Arthur Corcoran

Biographical details
- Born: February 21, 1910 Medford, Massachusetts, U.S.
- Died: January 9, 1978 (aged 67) Medford, Massachusetts, U.S.

Playing career

Basketball
- 1929–1932: Tufts
- Position(s): Center

Coaching career (HC unless noted)

Basketball
- 1934–1944: Tufts

Head coaching record
- Overall: 95–81

= Arthur Cochran =

American basketball player and coach (1910–1978)
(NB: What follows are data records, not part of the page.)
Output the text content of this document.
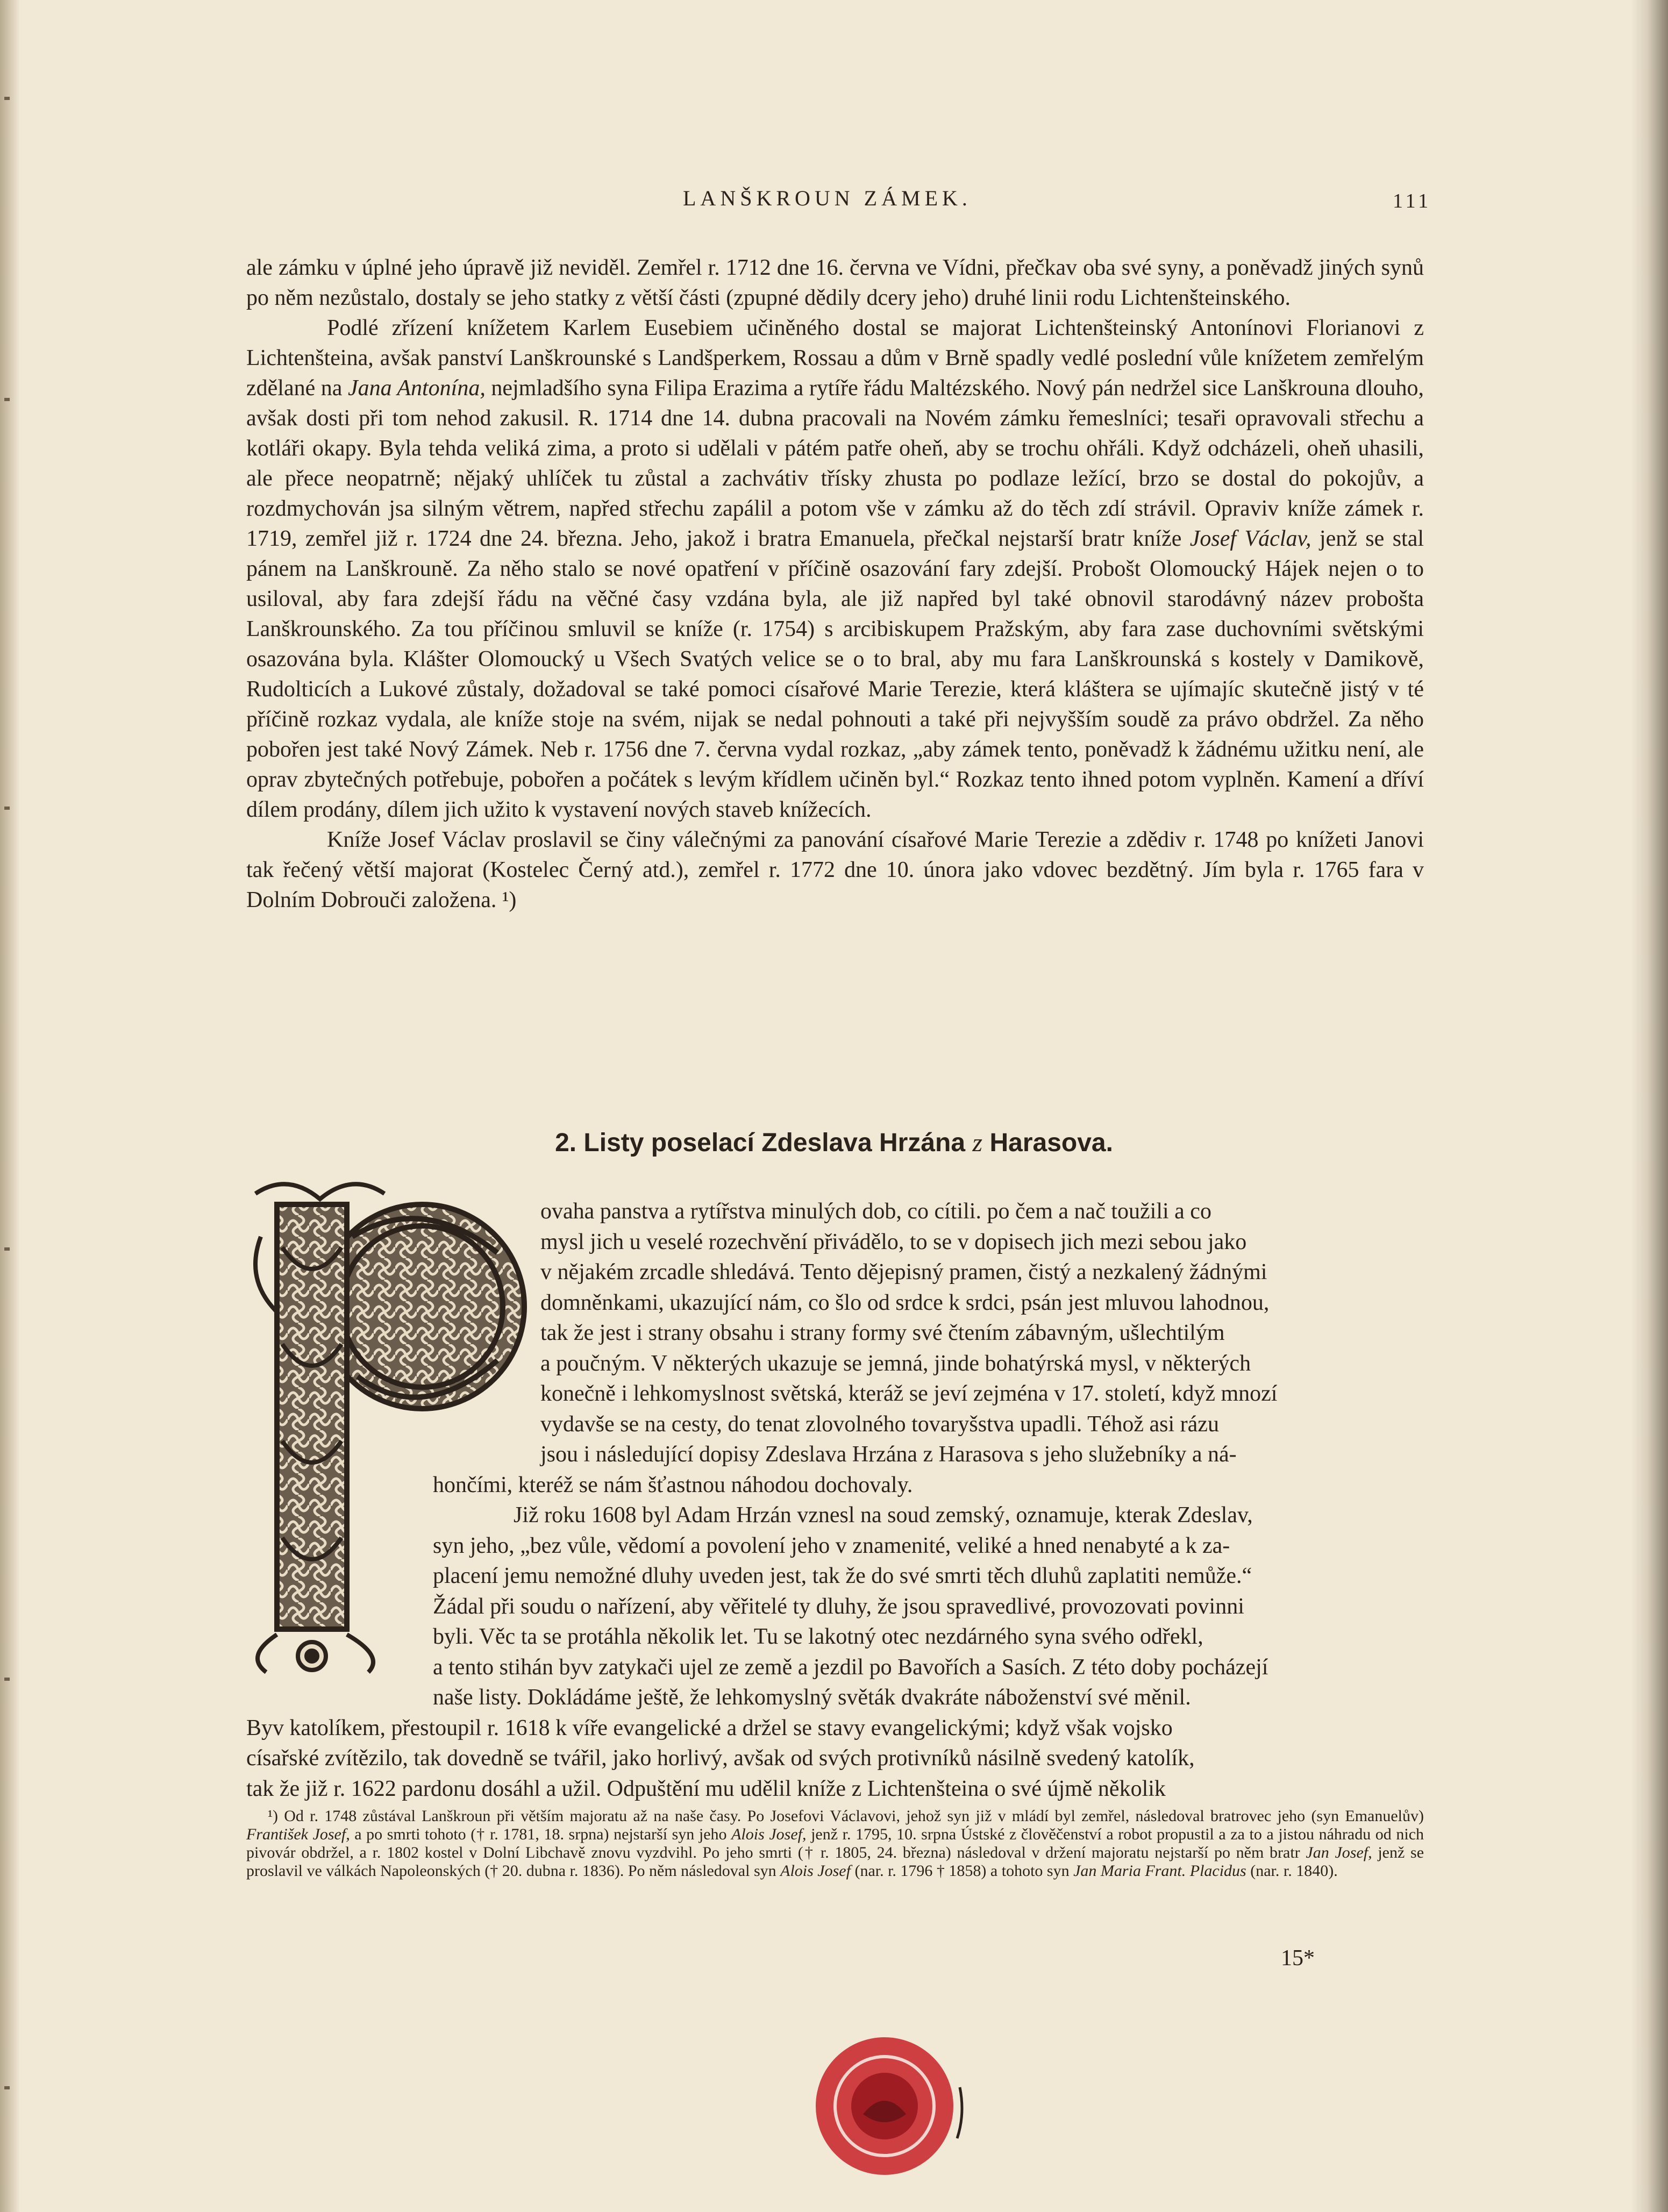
LANŠKROUN ZÁMEK.	111

ale zámku v úplné jeho úpravě již neviděl. Zemřel r. 1712 dne 16. června ve Vídni, přečkav oba své syny, a poněvadž jiných synů po něm nezůstalo, dostaly se jeho statky z větší části (zpupné dědily dcery jeho) druhé linii rodu Lichtenšteinského.

Podlé zřízení knížetem Karlem Eusebiem učiněného dostal se majorat Lichtenšteinský Antonínovi Florianovi z Lichtenšteina, avšak panství Lanškrounské s Landšperkem, Rossau a dům v Brně spadly vedlé poslední vůle knížetem zemřelým zdělané na Jana Antonína, nejmladšího syna Filipa Erazima a rytíře řádu Maltézského. Nový pán nedržel sice Lanškrouna dlouho, avšak dosti při tom nehod zakusil. R. 1714 dne 14. dubna pracovali na Novém zámku řemeslníci; tesaři opravovali střechu a kotláři okapy. Byla tehda veliká zima, a proto si udělali v pátém patře oheň, aby se trochu ohřáli. Když odcházeli, oheň uhasili, ale přece neopatrně; nějaký uhlíček tu zůstal a zachvátiv třísky zhusta po podlaze ležící, brzo se dostal do pokojův, a rozdmychován jsa silným větrem, napřed střechu zapálil a potom vše v zámku až do těch zdí strávil. Opraviv kníže zámek r. 1719, zemřel již r. 1724 dne 24. března. Jeho, jakož i bratra Emanuela, přečkal nejstarší bratr kníže Josef Václav, jenž se stal pánem na Lanškrouně. Za něho stalo se nové opatření v příčině osazování fary zdejší. Probošt Olomoucký Hájek nejen o to usiloval, aby fara zdejší řádu na věčné časy vzdána byla, ale již napřed byl také obnovil starodávný název probošta Lanškrounského. Za tou příčinou smluvil se kníže (r. 1754) s arcibiskupem Pražským, aby fara zase duchovními světskými osazována byla. Klášter Olomoucký u Všech Svatých velice se o to bral, aby mu fara Lanškrounská s kostely v Damikově, Rudolticích a Lukové zůstaly, dožadoval se také pomoci císařové Marie Terezie, která kláštera se ujímajíc skutečně jistý v té příčině rozkaz vydala, ale kníže stoje na svém, nijak se nedal pohnouti a také při nejvyšším soudě za právo obdržel. Za něho pobořen jest také Nový Zámek. Neb r. 1756 dne 7. června vydal rozkaz, „aby zámek tento, poněvadž k žádnému užitku není, ale oprav zbytečných potřebuje, pobořen a počátek s levým křídlem učiněn byl.“ Rozkaz tento ihned potom vyplněn. Kamení a dříví dílem prodány, dílem jich užito k vystavení nových staveb knížecích.

Kníže Josef Václav proslavil se činy válečnými za panování císařové Marie Terezie a zdědiv r. 1748 po knížeti Janovi tak řečený větší majorat (Kostelec Černý atd.), zemřel r. 1772 dne 10. února jako vdovec bezdětný. Jím byla r. 1765 fara v Dolním Dobrouči založena. ¹)

2. Listy poselací Zdeslava Hrzána z Harasova.
ovaha panstva a rytířstva minulých dob, co cítili. po čem a nač toužili a co
mysl jich u veselé rozechvění přivádělo, to se v dopisech jich mezi sebou jako
v nějakém zrcadle shledává. Tento dějepisný pramen, čistý a nezkalený žádnými
domněnkami, ukazující nám, co šlo od srdce k srdci, psán jest mluvou lahodnou,
tak že jest i strany obsahu i strany formy své čtením zábavným, ušlechtilým
a poučným. V některých ukazuje se jemná, jinde bohatýrská mysl, v některých
konečně i lehkomyslnost světská, kteráž se jeví zejména v 17. století, když mnozí
vydavše se na cesty, do tenat zlovolného tovaryšstva upadli. Téhož asi rázu
jsou i následující dopisy Zdeslava Hrzána z Harasova s jeho služebníky a ná-
hončími, kteréž se nám šťastnou náhodou dochovaly.
Již roku 1608 byl Adam Hrzán vznesl na soud zemský, oznamuje, kterak Zdeslav,
syn jeho, „bez vůle, vědomí a povolení jeho v znamenité, veliké a hned nenabyté a k za-
placení jemu nemožné dluhy uveden jest, tak že do své smrti těch dluhů zaplatiti nemůže.“
Žádal při soudu o nařízení, aby věřitelé ty dluhy, že jsou spravedlivé, provozovati povinni
byli. Věc ta se protáhla několik let. Tu se lakotný otec nezdárného syna svého odřekl,
a tento stihán byv zatykači ujel ze země a jezdil po Bavořích a Sasích. Z této doby pocházejí
naše listy. Dokládáme ještě, že lehkomyslný světák dvakráte náboženství své měnil.
Byv katolíkem, přestoupil r. 1618 k víře evangelické a držel se stavy evangelickými; když však vojsko
císařské zvítězilo, tak dovedně se tvářil, jako horlivý, avšak od svých protivníků násilně svedený katolík,
tak že již r. 1622 pardonu dosáhl a užil. Odpuštění mu udělil kníže z Lichtenšteina o své újmě několik

¹) Od r. 1748 zůstával Lanškroun při větším majoratu až na naše časy. Po Josefovi Václavovi, jehož syn již v mládí byl zemřel, následoval bratrovec jeho (syn Emanuelův) František Josef, a po smrti tohoto († r. 1781, 18. srpna) nejstarší syn jeho Alois Josef, jenž r. 1795, 10. srpna Ústské z člověčenství a robot propustil a za to a jistou náhradu od nich pivovár obdržel, a r. 1802 kostel v Dolní Libchavě znovu vyzdvihl. Po jeho smrti († r. 1805, 24. března) následoval v držení majoratu nejstarší po něm bratr Jan Josef, jenž se proslavil ve válkách Napoleonských († 20. dubna r. 1836). Po něm následoval syn Alois Josef (nar. r. 1796 † 1858) a tohoto syn Jan Maria Frant. Placidus (nar. r. 1840).

15*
Arthur Maitland Cochran (February 21, 1910 – January 9, 1978) was an American basketball player and coach who was the head coach at Tufts from 1934 to 1944.

==Playing==
Cochran was born in Medford, Massachusetts and was a standout on the Medford High School basketball team under coaches Arthur Sampson and Ben Beck. He was team captain his senior season. Cochran played center for the Tufts basketball team and was the leading scorer his sophomore year, averaging 9.9 points per game. He was elected team captain for the 1930–31 season. He earned his bachelor of science in civil engineering in 1932 and later earned a Master of Education from the Tufts graduate school.

==Coaching==
In 1934, Cochran was appointed varsity basketball coach at Tufts. In 1944, he entered the United States Navy as a Lieutenant (junior grade) in the ordnance department. He was succeeded in the interim by his brother, Dick Cochran. Cochran was discharged in 1946, but chose to take a full-time position with the United States Veterans Administration rather than return to coaching.

==Later life==
Cochran served as the New England Regional director of the Veterans Administration until 1953, when he was named chief of program control at the Natick Army Labs. He later held the same position at Hanscom Air Force Base.

Cochran retired in 1973 and resided on Mystic Valley Parkway in Winchester, Massachusetts. He suffered a heart attack on Christmas Day 1977 and died of heart failure on January 9, 1978, at Lawrence Memorial Hospital of Medford.